PSYC 2801 R - Organizational Psychology I

Web course
The evaluation for this course does not include formal seated exams, so no distance proctoring arrangements are required.

Introduction to the study of individual and group behaviour in organizational settings. Topics may include understanding work-related attitudes, behaviour, motivation, and stress, personnel selection, personality in the workplace, organizational justice, and leadership. Precludes additional credit for PSYC 3105, PSYC 3803 (no longer offered). Prerequisite(s): PSYC 1001 and PSYC 1002.

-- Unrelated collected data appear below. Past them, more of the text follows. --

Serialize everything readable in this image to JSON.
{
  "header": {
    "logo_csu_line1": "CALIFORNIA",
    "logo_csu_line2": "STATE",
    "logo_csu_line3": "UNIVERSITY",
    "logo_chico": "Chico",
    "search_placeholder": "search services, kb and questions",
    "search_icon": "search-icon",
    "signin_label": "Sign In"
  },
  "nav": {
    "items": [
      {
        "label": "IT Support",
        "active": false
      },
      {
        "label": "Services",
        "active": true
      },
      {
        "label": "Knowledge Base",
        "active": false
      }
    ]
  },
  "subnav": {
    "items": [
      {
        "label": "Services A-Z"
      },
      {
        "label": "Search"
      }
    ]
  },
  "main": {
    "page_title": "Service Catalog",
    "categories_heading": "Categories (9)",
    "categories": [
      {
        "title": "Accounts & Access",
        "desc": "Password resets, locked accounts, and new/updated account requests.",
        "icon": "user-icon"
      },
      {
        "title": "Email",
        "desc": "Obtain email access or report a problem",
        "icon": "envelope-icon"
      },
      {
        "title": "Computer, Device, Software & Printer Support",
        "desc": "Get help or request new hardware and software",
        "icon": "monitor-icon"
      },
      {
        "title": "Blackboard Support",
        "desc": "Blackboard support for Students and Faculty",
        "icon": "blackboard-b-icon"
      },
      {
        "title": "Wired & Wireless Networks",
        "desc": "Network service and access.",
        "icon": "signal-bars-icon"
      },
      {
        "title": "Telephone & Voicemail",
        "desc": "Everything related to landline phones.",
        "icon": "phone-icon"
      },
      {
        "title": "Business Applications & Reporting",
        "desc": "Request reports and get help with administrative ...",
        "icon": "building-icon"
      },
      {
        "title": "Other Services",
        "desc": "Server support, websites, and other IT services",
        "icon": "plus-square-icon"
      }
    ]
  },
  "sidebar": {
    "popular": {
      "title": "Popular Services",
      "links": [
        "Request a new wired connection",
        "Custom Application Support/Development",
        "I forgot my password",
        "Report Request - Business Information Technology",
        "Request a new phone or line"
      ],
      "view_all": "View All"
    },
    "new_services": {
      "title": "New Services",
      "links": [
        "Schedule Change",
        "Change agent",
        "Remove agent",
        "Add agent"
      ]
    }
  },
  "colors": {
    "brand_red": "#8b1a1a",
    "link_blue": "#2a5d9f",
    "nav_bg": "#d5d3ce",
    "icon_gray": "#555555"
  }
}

Why do people behave the way they do in work settings? How can organizations simultaneously maximize worker satisfaction and organizational effectiveness?
Are certain personalities best suited to particular jobs? How do people respond to jobs that are boring or mentally challenging or even physically exhausting?
What motivates people at work? Is it money, status, or relationships with co-workers?
How can organizations ensure that their employees are happy and motivated?
These are just a few of the many questions we will address in PSYC2801: Introduction to Industrial/Organizational Psychology.
Industrial/Organizational psychology is the application of psychological principles, theory and research to the workplace and other organizations.
Core topics will include recruitment and selection, performance management, leadership, motivation, job satisfaction, counterproductive work behaviours, and work stress and health.

CRN for section R: 21049

Instructor: Bernadette Campbell

Bernadette Campbell

About the instructor: Program evaluation is widely used to ascertain the workings and effectiveness of social programs. My research is focused on understanding and improving the practice of program evaluation in organizations. In particular, I have been examining the unique ways in which social processes operate in evaluation contexts. I have been studying how phenomena such as organizational citizenship behaviours, negotiation and conflict resolution, and attitudes and behavior change unfold as people conduct, participate in, and 'consume' program evaluations.